In fifteen minutes, every damn cop in the city was on our block. They put up their barricades, and they hung around behind their cars while they figured what to do. I spotted Donlevy in the bunch, too, strutting around like a big wheel. He had me in once because some jerk from the Blooded Royals took a slug from a zip gun, and he figured it was one of my boys who done it, and he tried to hang it on me. I told Donlevy where he could hang his phony rap, and I also told him he better not walk alone on our block after dark or he'd be using his shield for a funeral emblem. He kicked me in the butt, and told me I was the one better watch out, so I spit at his feet and called him a name my old man always uses, and Donlevy wasn't hip to it so he didn't get too sore, even though he knew I was cursing.
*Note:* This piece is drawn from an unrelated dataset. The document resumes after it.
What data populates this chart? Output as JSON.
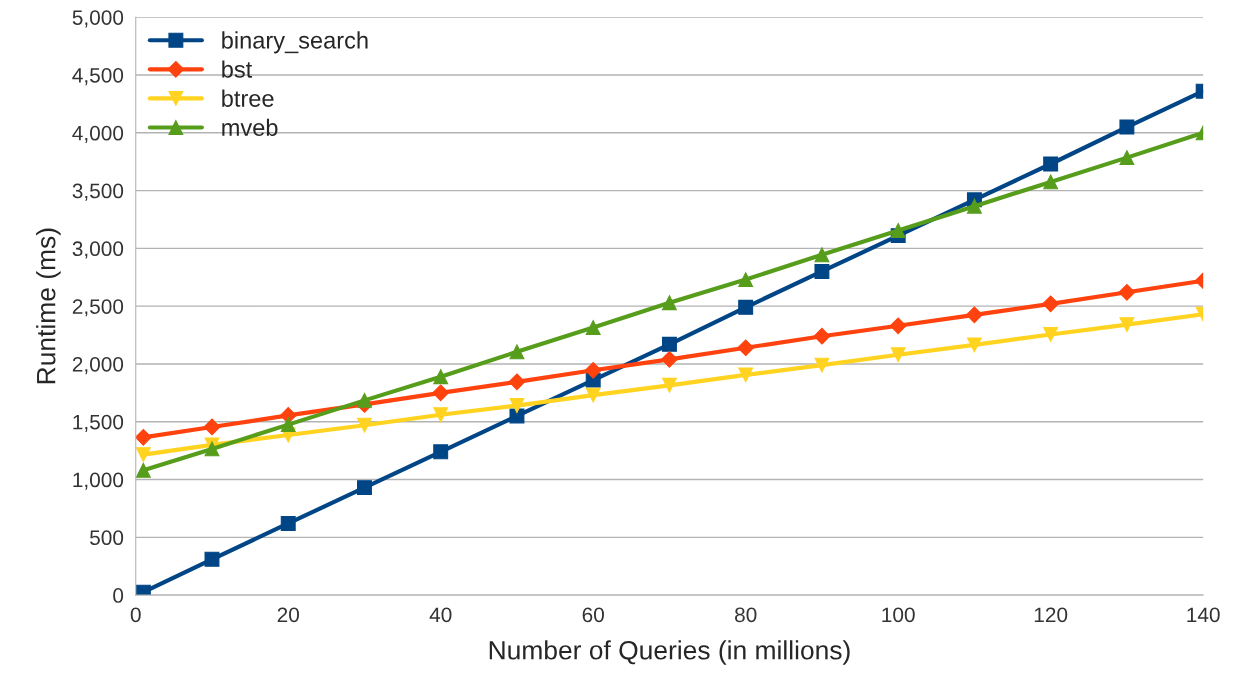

So he was there, too, making like a big wheel, with his tin pinned to his coat so that everybody could know he was a cop. All the bulls were wearing their tin outside, so you could tell them from the people who were just watching. There were a lot of people in the streets now, and the cops kept shoving them back behind the barricades which they'd set up in front of the building where Harry was. It didn't take an Einstein to figure that somebody'd blown the whistle on Harry and that the bulls were ready to try for a pinch. Only thing, I figured, they didn't know whether he was heeled or not, and so they were making their strategy behind their cars, afraid to show their stupid faces in case he
was
heeled. I'd already sent Aiello for the boys, and I hung around on the outside of the crowd now because I didn't want Donlevy to spot me and start getting wise. Also, there were a lot of bulls all over the place, and outside of the tin you couldn't tell the bulls from the people without a scorecard, and nobody was selling scorecards. So when a bull's back was turned and the tin couldn't be seen, he looked just like anybody else, and Christ knows which bull had spotted me somewhere doing something or other, and I didn't want to take chances until all the boys were with me.